Rufus Wainwright blames UK’s ‘narrow outlook’ after Brexit for Opening Night’s flop | Musicals

Rufus Wainwright has defended his musical Opening Night, which was forced to close early after mixed reviews, saying West End audiences lack “curiosity” after Brexit and the British press had turned on the project because it was “too European”.

Opening Night was Wainwright’s first musical and is an adaptation of John Cassavetes’ 1977 film about an actor struggling to cope, who is played by Sheridan Smith. Directed by Ivo van Hove, it opened in March at the Gielgud theatre but a month later announced it would be closing two months early.

Some audience members reportedly walked out during the performance or left during the interval. The musical included a scene where Smith staggers out into the streets of the West End while being filmed and projected back on to the stage.

Wainwright said the experimental elements of the show were too much for conservative audiences, and seeing Smith – who is a mainstream star – in something more avant garde was anathema to certain critics and audience members.

“I do feel that since Brexit, England has entered into a darker corridor where it is a little more narrow in its outlook and the vitriol because we put ‘English rose Sheridan Smith through this ordeal of European theatre’ felt a little bit suspect to me,” he told the Guardian. “I was a little surprised by that.”

Opening Night did get some positive reviews. The Guardian gave it four stars and said it was “the most unusual thing on the London stage right now”, while Time Out called Smith “superb”. But other critics weren’t convinced.

The New York Times critic Houman Barekat said the adaptation “desecrated” Cassavettes’ original film, while he dismissed Wainwright’s songs as “algorithmically bland”. The New Statesman said it was a “chaotic and masochistic project”, while Attitude called it a “missed opportunity sorely lacking in camp”.

Although Wainwright admits the show “wasn’t perfect by any means” and that there “were mistakes made on many fronts”, he believes the negative reaction to the show was partly because Britain has become more insular since the 2016 Brexit referendum.

“There’s a lack of imagination and curiosity about change,” he said. “All of the reviews from Europe were incredible for this piece; the staging and the rhythm is more European and there was a vitriolic reaction against that. I don’t think it was perfect and that I don’t deserve criticism, but this thing of shutting it down if it’s not exactly what you want is not really the theatrical lane that I want to live in.”

Opening Night’s producers, Wessex Grove, said “what is sure-fire and safe has its place” but it was proud to have taken a “risk”, when it announced the show was ending prematurely.

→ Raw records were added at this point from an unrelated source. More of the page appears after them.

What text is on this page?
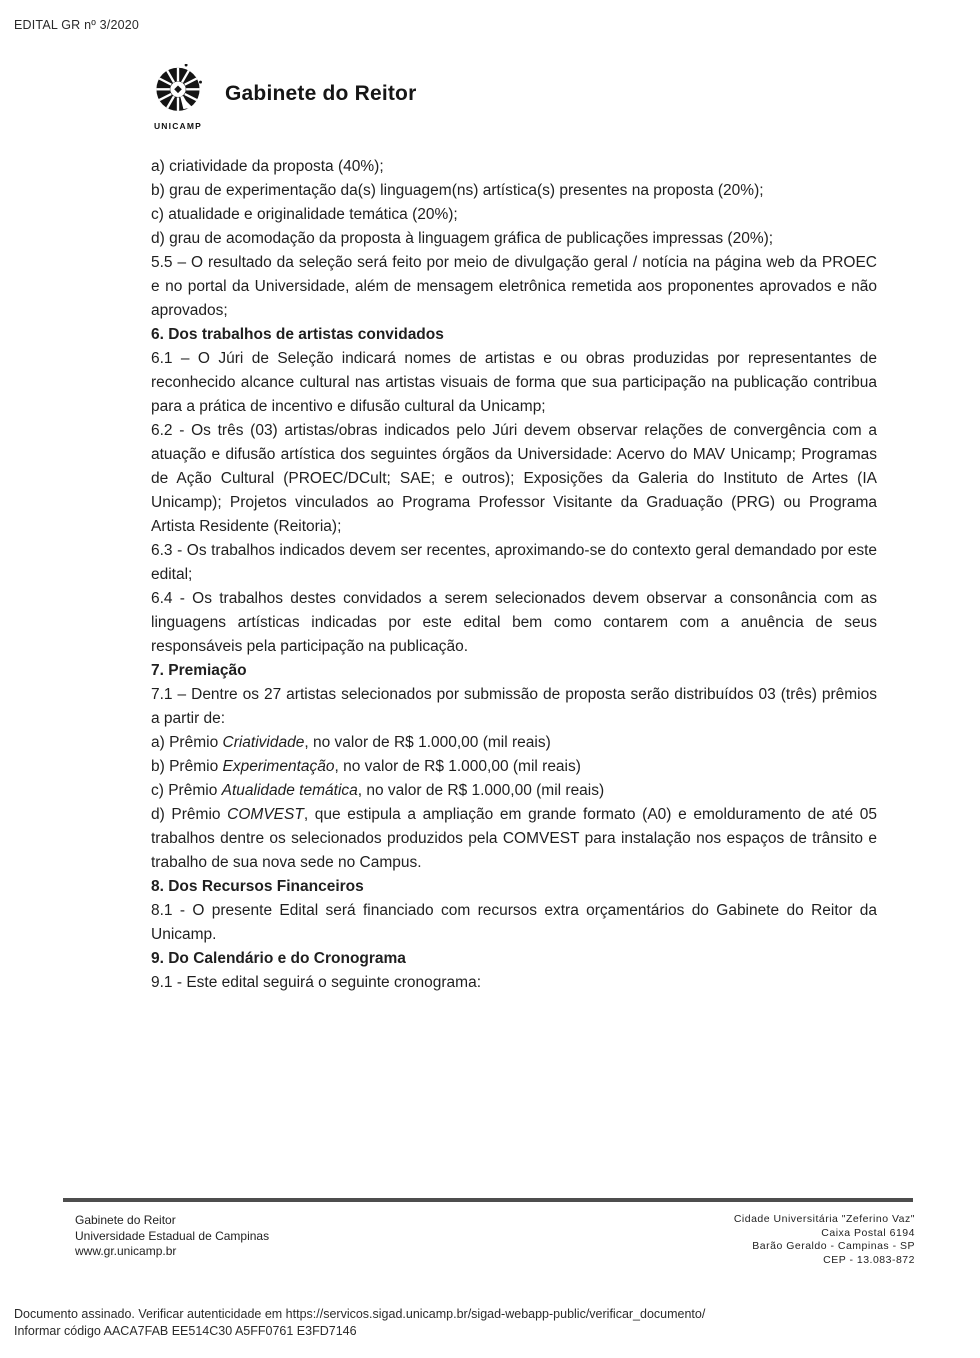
EDITAL GR nº 3/2020
UNICAMP
Gabinete do Reitor

a) criatividade da proposta (40%);

b) grau de experimentação da(s) linguagem(ns) artística(s) presentes na proposta (20%);

c) atualidade e originalidade temática (20%);

d) grau de acomodação da proposta à linguagem gráfica de publicações impressas (20%);

5.5 – O resultado da seleção será feito por meio de divulgação geral / notícia na página web da PROEC e no portal da Universidade, além de mensagem eletrônica remetida aos proponentes aprovados e não aprovados;

6. Dos trabalhos de artistas convidados

6.1 – O Júri de Seleção indicará nomes de artistas e ou obras produzidas por representantes de reconhecido alcance cultural nas artistas visuais de forma que sua participação na publicação contribua para a prática de incentivo e difusão cultural da Unicamp;

6.2 - Os três (03) artistas/obras indicados pelo Júri devem observar relações de convergência com a atuação e difusão artística dos seguintes órgãos da Universidade: Acervo do MAV Unicamp; Programas de Ação Cultural (PROEC/DCult; SAE; e outros); Exposições da Galeria do Instituto de Artes (IA Unicamp); Projetos vinculados ao Programa Professor Visitante da Graduação (PRG) ou Programa Artista Residente (Reitoria);

6.3 - Os trabalhos indicados devem ser recentes, aproximando-se do contexto geral demandado por este edital;

6.4 - Os trabalhos destes convidados a serem selecionados devem observar a consonância com as linguagens artísticas indicadas por este edital bem como contarem com a anuência de seus responsáveis pela participação na publicação.

7. Premiação

7.1 – Dentre os 27 artistas selecionados por submissão de proposta serão distribuídos 03 (três) prêmios a partir de:

a) Prêmio Criatividade, no valor de R$ 1.000,00 (mil reais)

b) Prêmio Experimentação, no valor de R$ 1.000,00 (mil reais)

c) Prêmio Atualidade temática, no valor de R$ 1.000,00 (mil reais)

d) Prêmio COMVEST, que estipula a ampliação em grande formato (A0) e emolduramento de até 05 trabalhos dentre os selecionados produzidos pela COMVEST para instalação nos espaços de trânsito e trabalho de sua nova sede no Campus.

8. Dos Recursos Financeiros

8.1 - O presente Edital será financiado com recursos extra orçamentários do Gabinete do Reitor da Unicamp.

9. Do Calendário e do Cronograma

9.1 - Este edital seguirá o seguinte cronograma:

Gabinete do Reitor
Universidade Estadual de Campinas
www.gr.unicamp.br
Cidade Universitária "Zeferino Vaz"
Caixa Postal 6194
Barão Geraldo - Campinas - SP
CEP - 13.083-872
Documento assinado. Verificar autenticidade em https://servicos.sigad.unicamp.br/sigad-webapp-public/verificar_documento/
Informar código AACA7FAB EE514C30 A5FF0761 E3FD7146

“In a challenging financial landscape, Opening Night was always a risk and, while the production may not have had the life we had hoped for, we feel immensely proud of the risk we took and of this extraordinary production,” they said.

Van Hove said it was “always sad” when a show was cut short.

Wainwright defended Smith, who told the Guardian she “had something to prove” because – like the character she plays in Opening Night – she had unravelled on stage in 2016. “People were saying be careful, we have to be delicate with her, and it couldn’t have been further from the truth,” he said.

“She was always excited and giving her full – I have nothing but admiration and love for her.”

The songwriter, who is the child of two famous folk singers, Loudon Wainwright III and Kate McGarrigle, and whose sister Martha is also a famous artist, has written two operas and 11 studio albums.

Wainwright said he was “a little beaten up by” the experience but was glad the production was ambitious and stood out from what he thinks is a conservative landscape on the West End. “I think the West End has got pretty staid,” he said.

“The main objective I have is that people think about it for days and days and look: people have thought about Opening Night now for weeks. It has remained in the psyche of the press and the public … it does endure for better or for worse.”

Wainwright said he was working on the cast album of the show, which he hopes can give it another life. The final performance of Opening Night in the West End will take place on 18 May.